About the job
Join us in creating the backbone of data infrastructure for real-world robotic operations.
As robotics transitions from research labs to real-world applications across factories, warehouses, vehicles, and field deployments, understanding the intricacies of robotic performance becomes critical. When robots encounter failures or unexpected behaviors, data analysis is key to deciphering the underlying issues.
At Foxglove, we are at the forefront of building tools for observability, visualization, and data infrastructure that empower robotics and autonomous systems teams to manage, analyze, and derive insights from vast amounts of multimodal sensor data collected from operational systems and production fleets.
Role Overview
We are seeking a passionate ML Platform Engineer with robust infrastructure expertise to design, deploy, and scale our data platform systems. This platform-centric role will allow you to take charge of the infrastructure layer that facilitates machine learning in production environments, going beyond just the models themselves.

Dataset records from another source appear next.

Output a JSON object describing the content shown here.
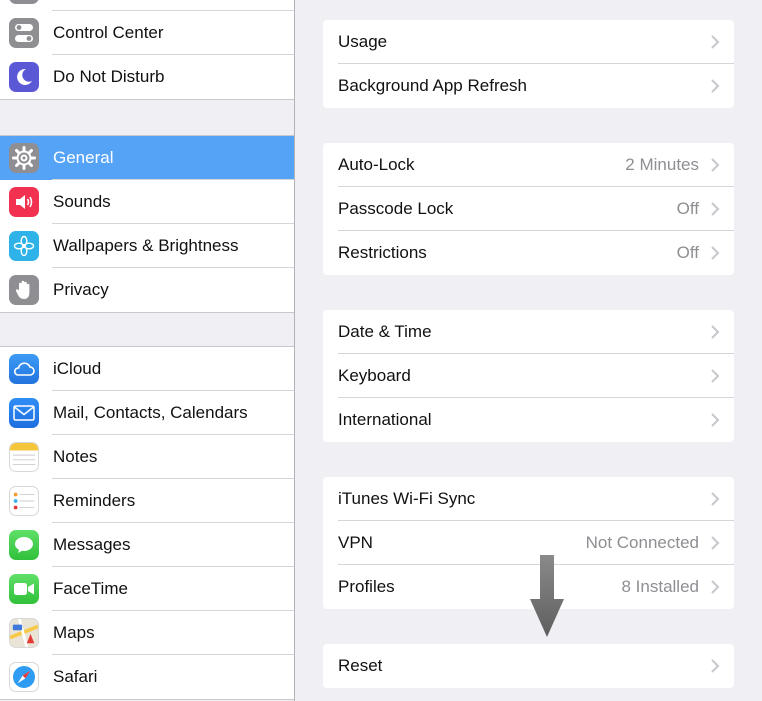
{
  "colors": {
    "selected": "#54a3f7",
    "background": "#efeff4",
    "value_gray": "#8e8e93"
  },
  "sidebar": {
    "groups": [
      {
        "items": [
          {
            "label": "Control Center",
            "icon": "control-center-icon"
          },
          {
            "label": "Do Not Disturb",
            "icon": "moon-icon"
          }
        ]
      },
      {
        "items": [
          {
            "label": "General",
            "icon": "gear-icon",
            "selected": true
          },
          {
            "label": "Sounds",
            "icon": "speaker-icon"
          },
          {
            "label": "Wallpapers & Brightness",
            "icon": "flower-icon"
          },
          {
            "label": "Privacy",
            "icon": "hand-icon"
          }
        ]
      },
      {
        "items": [
          {
            "label": "iCloud",
            "icon": "cloud-icon"
          },
          {
            "label": "Mail, Contacts, Calendars",
            "icon": "envelope-icon"
          },
          {
            "label": "Notes",
            "icon": "notes-icon"
          },
          {
            "label": "Reminders",
            "icon": "reminders-icon"
          },
          {
            "label": "Messages",
            "icon": "speech-bubble-icon"
          },
          {
            "label": "FaceTime",
            "icon": "video-camera-icon"
          },
          {
            "label": "Maps",
            "icon": "map-icon"
          },
          {
            "label": "Safari",
            "icon": "compass-icon"
          }
        ]
      }
    ]
  },
  "main": {
    "groups": [
      {
        "rows": [
          {
            "label": "Usage",
            "value": ""
          },
          {
            "label": "Background App Refresh",
            "value": ""
          }
        ]
      },
      {
        "rows": [
          {
            "label": "Auto-Lock",
            "value": "2 Minutes"
          },
          {
            "label": "Passcode Lock",
            "value": "Off"
          },
          {
            "label": "Restrictions",
            "value": "Off"
          }
        ]
      },
      {
        "rows": [
          {
            "label": "Date & Time",
            "value": ""
          },
          {
            "label": "Keyboard",
            "value": ""
          },
          {
            "label": "International",
            "value": ""
          }
        ]
      },
      {
        "rows": [
          {
            "label": "iTunes Wi-Fi Sync",
            "value": ""
          },
          {
            "label": "VPN",
            "value": "Not Connected"
          },
          {
            "label": "Profiles",
            "value": "8 Installed"
          }
        ]
      },
      {
        "rows": [
          {
            "label": "Reset",
            "value": ""
          }
        ]
      }
    ]
  }
}
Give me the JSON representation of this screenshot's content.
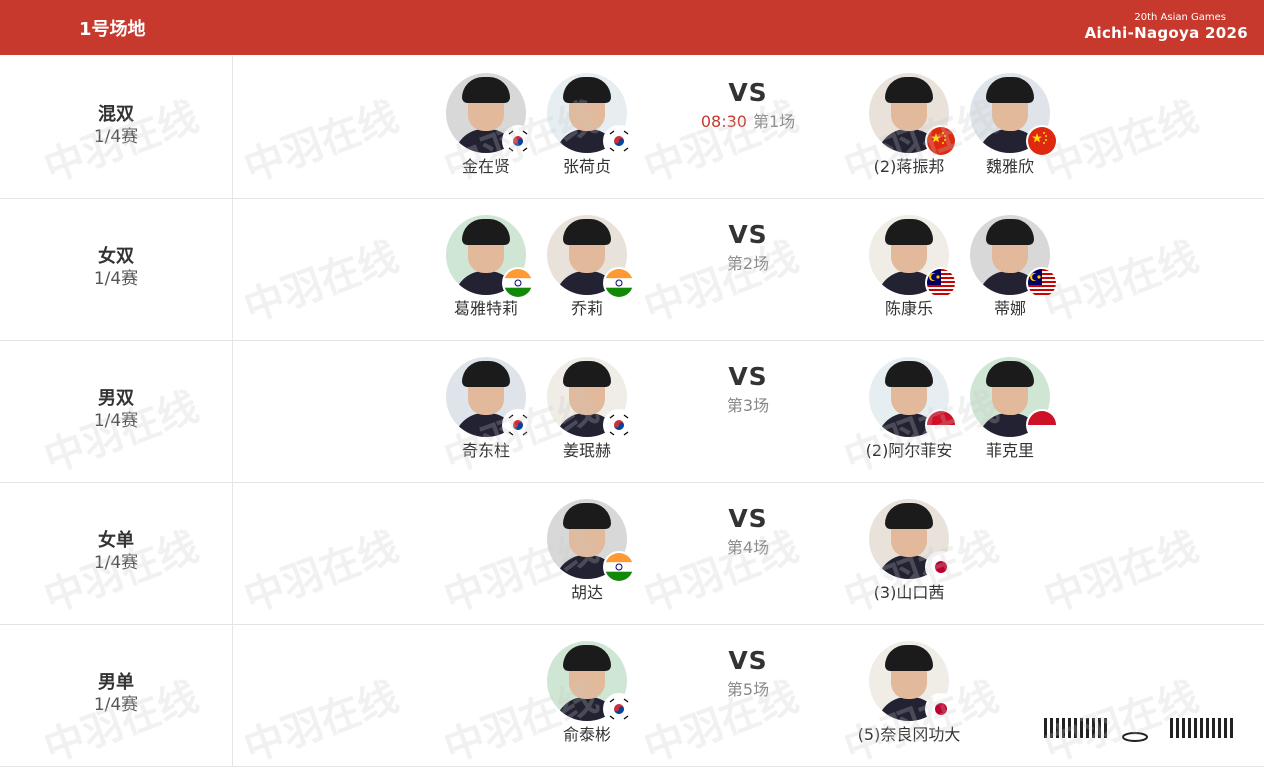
{
  "header": {
    "court": "1号场地",
    "games_small": "20th Asian Games",
    "games_big": "Aichi-Nagoya 2026"
  },
  "watermark": "中羽在线",
  "matches": [
    {
      "event": "混双",
      "round": "1/4赛",
      "vs": "VS",
      "time": "08:30",
      "match_no": "第1场",
      "left": [
        {
          "name": "金在贤",
          "flag": "korea"
        },
        {
          "name": "张荷贞",
          "flag": "korea"
        }
      ],
      "right": [
        {
          "name": "(2)蒋振邦",
          "flag": "china"
        },
        {
          "name": "魏雅欣",
          "flag": "china"
        }
      ]
    },
    {
      "event": "女双",
      "round": "1/4赛",
      "vs": "VS",
      "time": "",
      "match_no": "第2场",
      "left": [
        {
          "name": "葛雅特莉",
          "flag": "india"
        },
        {
          "name": "乔莉",
          "flag": "india"
        }
      ],
      "right": [
        {
          "name": "陈康乐",
          "flag": "malaysia"
        },
        {
          "name": "蒂娜",
          "flag": "malaysia"
        }
      ]
    },
    {
      "event": "男双",
      "round": "1/4赛",
      "vs": "VS",
      "time": "",
      "match_no": "第3场",
      "left": [
        {
          "name": "奇东柱",
          "flag": "korea"
        },
        {
          "name": "姜珉赫",
          "flag": "korea"
        }
      ],
      "right": [
        {
          "name": "(2)阿尔菲安",
          "flag": "indonesia"
        },
        {
          "name": "菲克里",
          "flag": "indonesia"
        }
      ]
    },
    {
      "event": "女单",
      "round": "1/4赛",
      "vs": "VS",
      "time": "",
      "match_no": "第4场",
      "left": [
        {
          "name": "胡达",
          "flag": "india"
        }
      ],
      "right": [
        {
          "name": "(3)山口茜",
          "flag": "japan"
        }
      ]
    },
    {
      "event": "男单",
      "round": "1/4赛",
      "vs": "VS",
      "time": "",
      "match_no": "第5场",
      "left": [
        {
          "name": "俞泰彬",
          "flag": "korea"
        }
      ],
      "right": [
        {
          "name": "(5)奈良冈功大",
          "flag": "japan"
        }
      ]
    }
  ],
  "colors": {
    "header_bg": "#c8392d",
    "time": "#c8392d"
  }
}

Your responsibilities will encompass ensuring the reliability, scalability, and performance of the ML platform, including areas such as inference serving, pipeline orchestration, training infrastructure, and evaluation frameworks. You will be tackling substantial challenges such as managing petabyte-scale multimodal robotics data and optimizing high-throughput retrieval and embedding pipelines in a hands-on infrastructure capacity.
Key Responsibilities
Design and operationalize production inference infrastructure, focusing on model serving, autoscaling, load balancing, and cost efficiency across cloud environments.
Own the platform architecture for embedding and retrieval pipelines that enable semantic search across multimodal robotics data (image, video, point cloud, and time series).
Develop and sustain the training and evaluation infrastructure that supports rapid model performance iteration, including job orchestration, experiment tracking, and dataset versioning.
Lead decisions on cloud infrastructure (AWS/GCP) that affect latency, throughput, reliability, and scalability.
Establish platform abstractions and internal tools that empower product engineers to deliver ML-enhanced features without managing infrastructure directly.
Assess, integrate, and operationalize third-party ML infrastructure components while establishing clear build vs. buy frameworks for the team.